GTA case filed in Tennessee

Placing the blame

The families of two people shot by teenagers allegedly inspired by the game GTA3 have filed a lawsuit in Tennessee against Sony, Take 2 and Wal-Mart. The families seek damages from the firms totalling $246 million, and alleges that the game in question "inspires and trains players to shoot at vehicles and persons". Though presumably you'd already have to be out of your mind to be inspired to shoot at vehicles with a loaded weapon; a fact overlooked by Jack Thompson, the Miami lawyer taking on the case.

Aaron Hamel, 45, a registered nurse, was killed and Kimberly Bede, 19, of Moneta, Va., was seriously wounded when their cars were hit June 25 by .22-caliber bullets as they passed through the Great Smoky Mountains. A report on MSNBC states.
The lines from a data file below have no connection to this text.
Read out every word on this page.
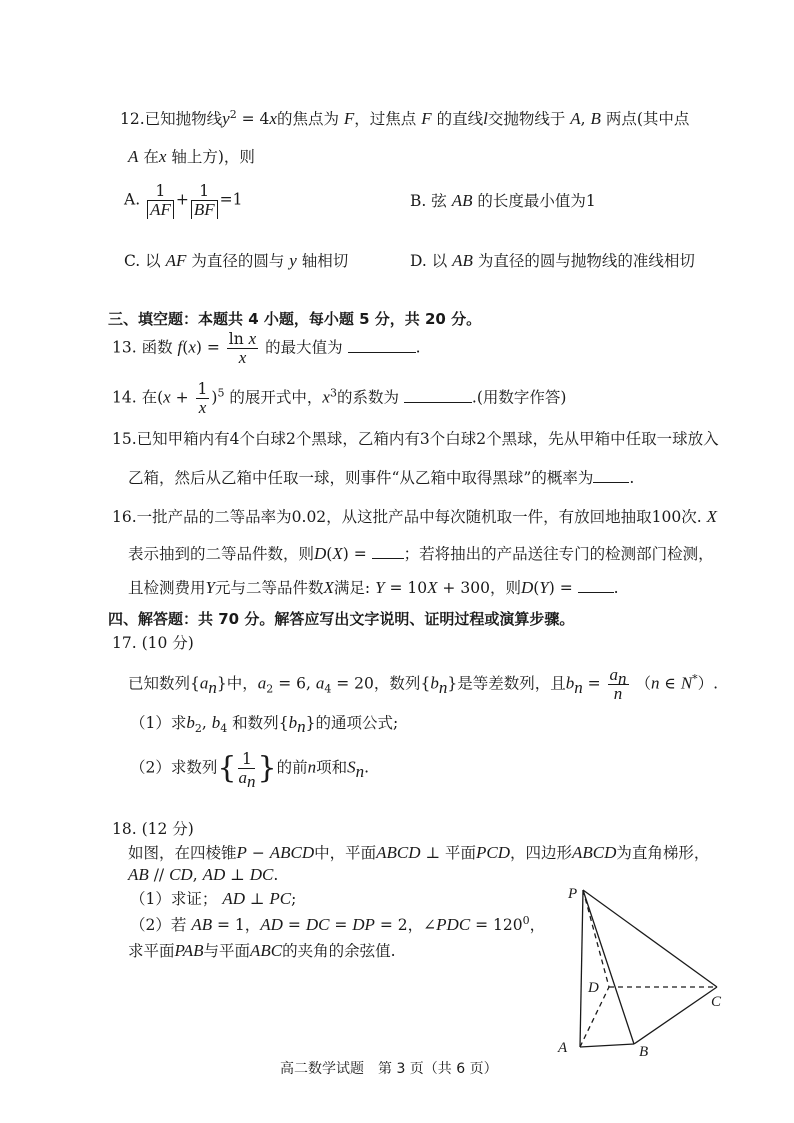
12.已知抛物线$y^2 = 4x$的焦点为 F，过焦点 F 的直线l交抛物线于 A, B 两点(其中点
A 在x 轴上方)，则
A. $\frac{1}{AF} + \frac{1}{BF} =1$	B. 弦 AB 的长度最小值为1
C. 以 AF 为直径的圆与 y 轴相切	D. 以 AB 为直径的圆与抛物线的准线相切
三、填空题：本题共 4 小题，每小题 5 分，共 20 分。
13. 函数 $f(x) = \frac{\text{ln x}}{x}$ 的最大值为	.
14. 在$(x + \frac{1}{x} )^5$ 的展开式中，$x^3$的系数为	.(用数字作答)
15.已知甲箱内有4个白球2个黑球，乙箱内有3个白球2个黑球，先从甲箱中任取一球放入
乙箱，然后从乙箱中任取一球，则事件“从乙箱中取得黑球”的概率为 .
16.一批产品的二等品率为0.02，从这批产品中每次随机取一件，有放回地抽取100次. X
表示抽到的二等品件数，则D(X) = ；若将抽出的产品送往专门的检测部门检测，
且检测费用Y元与二等品件数X满足: Y = 10X + 300，则D(Y) = .
四、解答题：共 70 分。解答应写出文字说明、证明过程或演算步骤。
17. (10 分)
已知数列$\{a_n\}$中，$a_2 = 6$, $a_4 = 20$，数列$\{b_n\}$是等差数列，且$b_n = \frac{a_n}{n} (n$ ∈ N*）.
（1）求$b_2$, $b_4$ 和数列$\{b_n\}$的通项公式;
（2）求数列{ $\frac{1}{a_n}$ }的前n项和$S_n$.
18. (12 分)
如图，在四棱锥P − ABCD中，平面ABCD ⊥ 平面PCD，四边形ABCD为直角梯形，
AB // CD, AD ⊥ DC.
（1）求证； AD ⊥ PC;
（2）若 AB = 1，AD = DC = DP = 2，∠PDC = $120^0$，
求平面PAB与平面ABC的夹角的余弦值.
P
D
C
A	B
高二数学试题　第 3 页（共 6 页）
"There is no credible evidence that violent games lead to violent behavior," responded Douglas Lowenstein, president of the industry Entertainment Software Association. "While video games may provide a simple excuse for the teenagers involved in this incident, responsibility for violent acts belongs to those who commit them." Apparently, the boys told investigators they were mimicking the game in retrieving rifles from a locked room in the family home, and then shooting randomly at vehicles on the interstate 40.
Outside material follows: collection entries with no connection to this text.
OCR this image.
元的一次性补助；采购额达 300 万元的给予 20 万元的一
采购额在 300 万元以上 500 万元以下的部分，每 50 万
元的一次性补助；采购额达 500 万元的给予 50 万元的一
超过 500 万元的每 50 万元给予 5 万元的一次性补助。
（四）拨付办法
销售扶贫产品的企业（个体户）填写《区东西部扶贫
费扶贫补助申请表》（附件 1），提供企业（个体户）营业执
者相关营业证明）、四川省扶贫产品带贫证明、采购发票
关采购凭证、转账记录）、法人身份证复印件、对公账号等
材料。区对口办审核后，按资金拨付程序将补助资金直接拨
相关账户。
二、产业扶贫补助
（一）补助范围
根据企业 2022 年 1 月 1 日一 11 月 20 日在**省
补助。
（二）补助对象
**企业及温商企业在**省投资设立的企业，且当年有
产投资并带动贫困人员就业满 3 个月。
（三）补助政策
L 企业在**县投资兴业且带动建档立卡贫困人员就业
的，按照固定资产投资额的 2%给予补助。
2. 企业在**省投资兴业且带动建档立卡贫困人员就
Lawyer Jack Thompson attempted a similar $33 million case in 1977, which failed with the court of appeals concluding that it was "simply too far a leap from shooting characters on a video screen to shooting people in a classroom".

Without wishing to sound like a broken record, I fail to see how any court in it's right mind can even entertain a case such as this; given the amount of cultural inherencies which would already have influenced the boys long before and after they played GTA3. Should the parents be blamed for letting them play the game/gain access to the weapons used? Perhaps the rifle manufacturers should be blamed for not having the foresight to predict that their products might be used to kill? We may as well sue the news corporations too, for reporting and presenting real-world violent events.

In conclusion there are simply too many factors at play to blame one single influence in William and Joshua Buckner's lives for the resulting tragedy they caused; and before even these influences can be blamed - the mental states of the guilty must first be held accountable.